Il faisait complètement noir. Junyu était assise tranquillement dans l'herbe, l'esprit envahi par une multitude d'émotions qu'elle ne parvenait pas à comprendre.

Après être resté assis en silence pendant un moment, j'ai soudain entendu une voix dire : « Assieds-toi ici… »

Elle tourna la tête et sentit que la personne avait posé quelque chose sur l'herbe. Elle tendit la main et le toucha

; il semblait s'agir d'un piquet en bois, taillé en forme de petit tabouret rudimentaire. Elle sourit et s'assit, puis le silence retomba

; la personne semblait être partie.

Junyu l'ignora. Après avoir passé les deux derniers jours avec lui, elle avait remarqué qu'en plus d'être taciturne, il était aussi doux et très attentionné. Elle supposa qu'il était occupé et qu'elle ne pouvait de toute façon pas l'aider, alors elle le laissa tranquille.
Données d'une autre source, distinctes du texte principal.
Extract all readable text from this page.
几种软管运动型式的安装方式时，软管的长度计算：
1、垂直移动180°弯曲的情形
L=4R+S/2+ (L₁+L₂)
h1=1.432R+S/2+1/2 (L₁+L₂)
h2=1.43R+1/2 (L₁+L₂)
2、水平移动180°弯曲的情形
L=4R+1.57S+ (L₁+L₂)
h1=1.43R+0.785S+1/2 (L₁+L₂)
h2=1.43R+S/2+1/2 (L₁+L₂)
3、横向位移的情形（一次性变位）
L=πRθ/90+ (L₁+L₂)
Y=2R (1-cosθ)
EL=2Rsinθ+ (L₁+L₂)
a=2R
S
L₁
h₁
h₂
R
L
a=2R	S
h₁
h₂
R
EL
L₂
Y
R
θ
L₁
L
Au bout d'un moment, elle perçut un feu au loin ; il sembla que la personne avait allumé un feu et cuisinait quelque chose. Puis, elle s'affaira un instant, s'agitant et se précipitant, jusqu'à ce qu'elle sente une odeur de brûlé. C'est alors seulement que Junyu se leva et s'approcha lentement.

L'homme retira précipitamment un pot en terre cuite du feu ; le porridge à l'intérieur s'était transformé en une bouillie noire et gluante.

Junyu sentit l'odeur de riz brûlé et ne put s'empêcher de demander : « Tu fais cuire du riz ? »

L'homme sourit timidement, reconnaissant que Junyu ne puisse pas voir la suie qui lui recouvrait la tête et le visage, et dit à voix basse : « Je suis désolé, je ne peux pas faire ça correctement non plus. »

Junyu savait que beaucoup de gens vivant à la lisière de ce désert ne savaient pas cuisiner, et il supposa qu'il n'avait probablement jamais cuisiné auparavant. Il lui dit donc : « Pourquoi as-tu pensé à cuisiner ? Tu ne pouvais pas simplement acheter des aliments secs ? »

«Vous êtes blessé, comment pouvez-vous survivre avec seulement des rations sèches ?»

Junyu sourit et dit : « Ce n'est pas comme ça qu'on fait cuire du riz... »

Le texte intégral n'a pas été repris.